Словно все повсюду решили одновременно поубивать друг друга.
У Гамбетта сжалось сердце; замерев, он стал прислушиваться.
Это… да, это были голоса его друзей. Лебрак рычал, благим матом завывал Крикун, мычал Курносый, вопил Тентен, визжал Було. Остальные плакали и скрипели зубами. Их били, пороли, колотили, взгревали.
Что бы это могло значить?
Задами, через сады, не осмеливаясь пройти мимо табачной лавки Леона, где несколько закоренелых старых холостяков, покуривая носогрейки, по крикам судили о силе ударов и сравнивали мощь карающих отцовских кулаков, он вернулся к деревне.
Он заметил, что братья Жибюсы с округлившимися глазами и вставшими дыбом волосами тоже остановились, словно зайцы, прислушивающиеся к погоне…
– Ты слышишь?
– Вы слышите?
– Их убивают. За что?
– Бакайе! – догадался Гранжибюс. – Это из-за Бакайе, зуб даю! Ну да, он только что вернулся в деревню в том виде, в каком мы его отпустили, с одеждой, полной дерьма. И наверняка снова наябедничал!
– Может, даже всё рассказал, гаденыш!
– Значит, и нам тоже, когда предки узнают, мало не покажется!
– Если он не назвал наших имен, а у нас станет известно, скажем, что нас там не было.

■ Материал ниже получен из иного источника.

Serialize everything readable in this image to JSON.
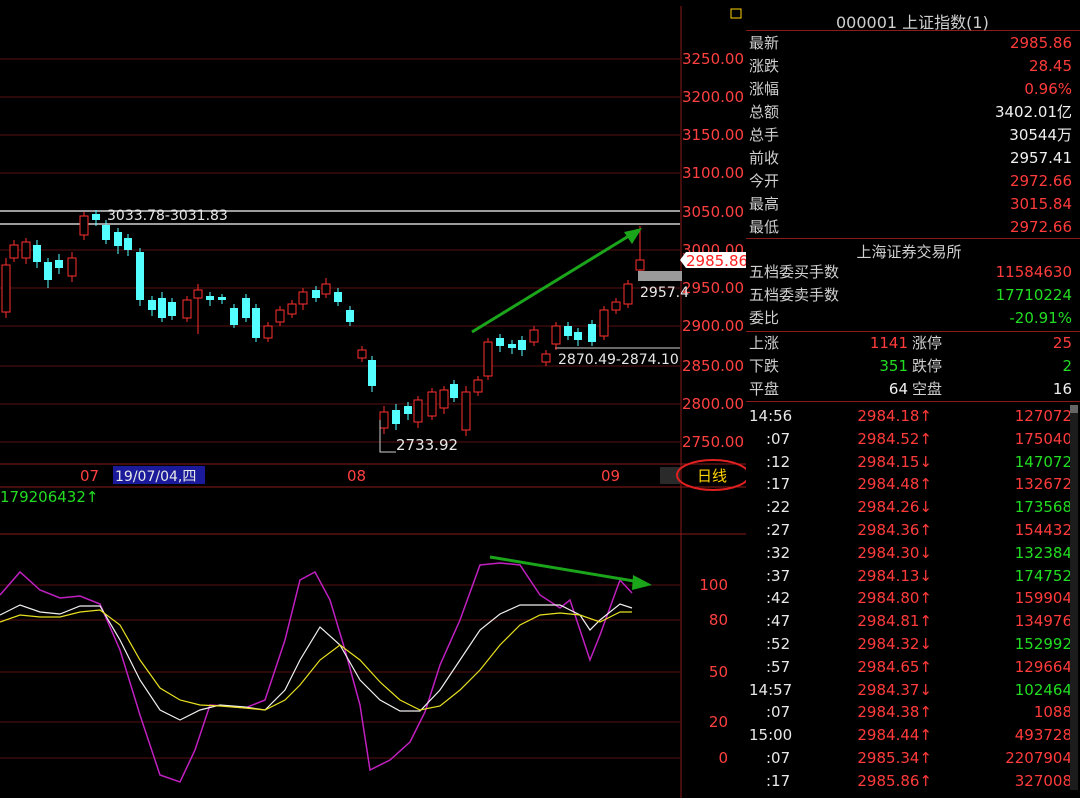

– Нет, ты только послушай!..
Из каждого дома доносились рыдания, и хрипы, и крики, и ругательства, и угрозы. Они висели в воздухе, сливались в единый вой, заполняли улицу пугающей какофонией, напоминая адский шабаш, настоящий хор проклятых.
Вся армия Лонжеверна в полном составе, от генерала до последнего солдата, от самого старшего до самого младшего, от самого изворотливого до самого несмышленого, – все получили порку. И отцы отдавались ей без удержу (ведь дело коснулось денег), нещадно отвешивали удары ногами и кулаками, башмаками и сабо, плетками и палками. За дело брались и матери, ожесточенные, безжалостные, когда дело пахло финансами, а сестры провинившихся, глубоко опечаленные и тоже причастные к общей беде, плакали, сетовали и умоляли родителей не убивать их братиков.